After 50 years of clinical use, oral levodopa (LD) therapy remains the gold standard of symptomatic efficacy in the treatment of Parkinson’s disease (PD) [13] Compared with other dopaminergic therapies, dopamine replacement with levodopa is associated with the greatest improvement in motor function as assessed by the Unified Parkinson’s Disease Rating Scale (UPDRS) [4, 5]. In addition, responsiveness to oral levodopa has become a key diagnostic criterion for PD.

However, long-term treatment with LD is often complicated by the development of various types of motor response oscillations over a day as well as drug-induced dyskinesia, a complication characterized by erratic involuntary movements. Such treatment-related motor complications eventually develop in the majority of patients and are found in about one-third of patients after only 8 months of exposure [6]. Once established, motor complications are difficult to treat and can develop into a significant source of disability.
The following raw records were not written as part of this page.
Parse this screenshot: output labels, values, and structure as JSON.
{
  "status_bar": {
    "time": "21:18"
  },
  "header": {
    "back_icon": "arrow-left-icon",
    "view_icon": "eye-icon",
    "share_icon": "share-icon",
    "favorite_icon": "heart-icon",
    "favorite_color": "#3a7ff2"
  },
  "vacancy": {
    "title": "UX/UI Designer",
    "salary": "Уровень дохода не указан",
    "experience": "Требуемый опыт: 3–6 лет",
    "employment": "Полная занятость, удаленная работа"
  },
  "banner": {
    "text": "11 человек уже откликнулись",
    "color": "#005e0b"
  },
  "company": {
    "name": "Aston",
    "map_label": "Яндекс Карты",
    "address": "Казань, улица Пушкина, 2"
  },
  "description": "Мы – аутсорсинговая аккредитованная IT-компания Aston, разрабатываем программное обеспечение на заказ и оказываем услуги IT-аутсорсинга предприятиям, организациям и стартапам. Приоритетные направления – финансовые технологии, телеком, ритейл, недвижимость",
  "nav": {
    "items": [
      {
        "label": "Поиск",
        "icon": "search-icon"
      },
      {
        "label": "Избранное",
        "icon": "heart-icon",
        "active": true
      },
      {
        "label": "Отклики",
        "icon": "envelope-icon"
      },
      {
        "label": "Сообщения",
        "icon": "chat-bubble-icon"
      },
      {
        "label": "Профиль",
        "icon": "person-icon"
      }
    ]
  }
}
In extreme cases, treatment-induced dyskinesia may completely annihilate the therapeutic benefit initially gained from the drug.

Despite an impressive body of experimental and clinical research, the precise mechanisms underlying the development of these levodopa-related motor complications remain incompletely understood. The most popular current hypothesis assumes that both motor fluctuations and dyskinesia are related to discontinuous delivery of oral levodopa to its site of action in the brain, resulting in intermittent or pulsatile dopamine receptor stimulation [7]. Indeed, after decades of clinical use and research, the best way to deliver levodopa to the brain remains elusive. Simple notions, such as the recommended starting dose, the best formulation to initiate therapy or the optimum dosing frequency, remain a matter of discussion among experts.

The development of motor complications like response oscillations and drug-induced involuntary movements in the majority of PD patients has evolved as a major limitation to long-term success of oral levodopa substitution [8]. Motor complications are believed to reflect neuroplastic changes in basal ganglia motor loops induced by chronic pulsatile dopamine receptor stimulation and, on these grounds, an important part of the research in clinical pharmacology of PD is still directed at modifying and improving the delivery of levodopa aiming for constant drug delivery. The search for strategies of continuous levodopa delivery is ongoing, including the need to optimise duodenal delivery systems in terms of convenience and hardware problems.

This supplement of the Journal of Neurology includes the proceedings of an International Symposium on Levodopa, held in Catania, Italy on 3–4 April 2009, organized by the Italian Association of Movement Disorders and PD (DISMOV-SIN) and endorsed by the Movement Disorder Society. All the main topics related to the current role of levodopa in the pharmacology of PD are covered in this supplement, including general issues (update on pharmacodynamic and pharmacokinetic properties), the use in clinical practice according to the different national guidelines, the many side-effects (including the dopamine dysregulation syndrome), the development of new formulations (soluble, controlled-release, gel for duodenal infusion use), the role in patients undergoing functional neurosurgery and all the main controversies still existing regarding levodopa.

Back to the future: levodopa is an old drug, but we are still searching pharmacological law and order, as attempted some years ago [9], to better understand the mystery surrounding its actions in PD.